Keberadaan SIHT juga bertujuan menekan peredaran rokok ilegal, memberdayakan IKM, menggerakkan ekonomi kerakyatan, serta mendukung penataan wilayah sesuai peraturan tata ruang.

Rincian Barang yang Dimusnahkan

Sebanyak 9.096.760 batang rokok ilegal dimusnahkan, dengan rincian sebagai berikut:

Proses pemusnahan dilakukan dengan dua tahap: pembakaran secara simbolis di lokasi SIHT, kemudian seluruh barang dimusnahkan secara menyeluruh menggunakan insinerator di PT PRIA (Putra Restu Ibu Abadi), Ngoro, Mojokerto. Metode yang digunakan ramah lingkungan dan sesuai regulasi hingga barang tidak bernilai ekonomis lagi.

Sinergi DBHCHT untuk Kesejahteraan Masyarakat.

Kepala Kantor Bea Cukai Sidoarjo menegaskan bahwa keberhasilan penindakan ini merupakan hasil sinergi yang kuat antara Bea Cukai, Pemerintah Daerah, aparat penegak hukum, dan masyarakat melalui optimalisasi alokasi DBHCHT. Dana tersebut dikembalikan kepada masyarakat dalam bentuk program penegakan hukum, peningkatan kualitas bahan baku, pembinaan industri, hingga dukungan layanan kesehatan.

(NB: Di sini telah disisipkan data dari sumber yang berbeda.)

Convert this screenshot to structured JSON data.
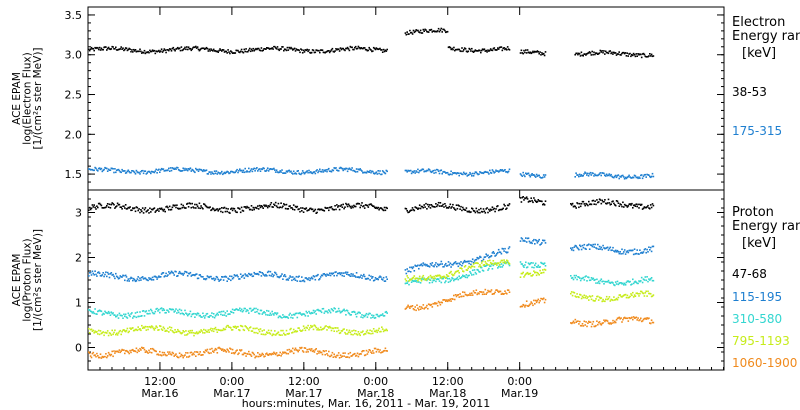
{
  "chart_data": [
    {
      "type": "scatter",
      "panel": "electron",
      "ylabel": [
        "ACE EPAM",
        "log(Electron Flux)",
        "[1/(cm²s ster MeV)]"
      ],
      "legend_title": [
        "Electron",
        "Energy ranges",
        "[keV]"
      ],
      "ylim": [
        1.3,
        3.6
      ],
      "yticks": [
        1.5,
        2.0,
        2.5,
        3.0,
        3.5
      ],
      "ytick_labels": [
        "1.5",
        "2.0",
        "2.5",
        "3.0",
        "3.5"
      ],
      "grid": false,
      "legend_position": "right",
      "series": [
        {
          "name": "38-53",
          "color": "#000000",
          "segments": [
            [
              0,
              2.08,
              3.07
            ],
            [
              2.2,
              2.5,
              3.3
            ],
            [
              2.5,
              2.93,
              3.08
            ],
            [
              3.0,
              3.18,
              3.03
            ],
            [
              3.38,
              3.93,
              3.02
            ]
          ]
        },
        {
          "name": "175-315",
          "color": "#1e7fd0",
          "segments": [
            [
              0,
              2.08,
              1.55
            ],
            [
              2.2,
              2.93,
              1.53
            ],
            [
              3.0,
              3.18,
              1.5
            ],
            [
              3.38,
              3.93,
              1.49
            ]
          ]
        }
      ]
    },
    {
      "type": "scatter",
      "panel": "proton",
      "ylabel": [
        "ACE EPAM",
        "log(Proton Flux)",
        "[1/(cm²s ster MeV)]"
      ],
      "legend_title": [
        "Proton",
        "Energy ranges",
        "[keV]"
      ],
      "ylim": [
        -0.5,
        3.5
      ],
      "yticks": [
        0,
        1,
        2,
        3
      ],
      "ytick_labels": [
        "0",
        "1",
        "2",
        "3"
      ],
      "grid": false,
      "legend_position": "right",
      "series": [
        {
          "name": "47-68",
          "color": "#000000",
          "segments": [
            [
              0,
              2.08,
              3.12
            ],
            [
              2.2,
              2.93,
              3.12
            ],
            [
              3.0,
              3.18,
              3.25
            ],
            [
              3.35,
              3.93,
              3.2
            ]
          ]
        },
        {
          "name": "115-195",
          "color": "#1e7fd0",
          "segments": [
            [
              0,
              2.08,
              1.6
            ],
            [
              2.2,
              2.93,
              1.7
            ],
            [
              3.0,
              3.18,
              2.4
            ],
            [
              3.35,
              3.93,
              2.2
            ]
          ]
        },
        {
          "name": "310-580",
          "color": "#33d6d0",
          "segments": [
            [
              0,
              2.08,
              0.78
            ],
            [
              2.2,
              2.93,
              1.4
            ],
            [
              3.0,
              3.18,
              1.9
            ],
            [
              3.35,
              3.93,
              1.5
            ]
          ]
        },
        {
          "name": "795-1193",
          "color": "#c6ec1a",
          "segments": [
            [
              0,
              2.08,
              0.4
            ],
            [
              2.2,
              2.93,
              1.5
            ],
            [
              3.0,
              3.18,
              1.7
            ],
            [
              3.35,
              3.93,
              1.15
            ]
          ]
        },
        {
          "name": "1060-1900",
          "color": "#f08a1d",
          "segments": [
            [
              0,
              2.08,
              -0.1
            ],
            [
              2.2,
              2.93,
              0.9
            ],
            [
              3.0,
              3.18,
              1.0
            ],
            [
              3.35,
              3.93,
              0.6
            ]
          ]
        }
      ]
    }
  ],
  "x_axis": {
    "range_days": [
      0,
      4.42
    ],
    "ticks": [
      {
        "day": 0.5,
        "time": "12:00",
        "date": "Mar.16"
      },
      {
        "day": 1.0,
        "time": "0:00",
        "date": "Mar.17"
      },
      {
        "day": 1.5,
        "time": "12:00",
        "date": "Mar.17"
      },
      {
        "day": 2.0,
        "time": "0:00",
        "date": "Mar.18"
      },
      {
        "day": 2.5,
        "time": "12:00",
        "date": "Mar.18"
      },
      {
        "day": 3.0,
        "time": "0:00",
        "date": "Mar.19"
      }
    ],
    "label": "hours:minutes, Mar. 16, 2011 - Mar. 19, 2011"
  }
}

Pemerintah Daerah dan Bea Cukai mengimbau seluruh masyarakat dan pelaku usaha untuk menghentikan produksi maupun peredaran rokok ilegal, baik tanpa pita cukai resmi, menggunakan pita cukai palsu, maupun pita cukai bekas. Pengawasan dan penindakan akan terus diperketat demi menjaga iklim usaha yang sehat, melindungi konsumen, serta mengamankan penerimaan negara. (Adv/Aryo).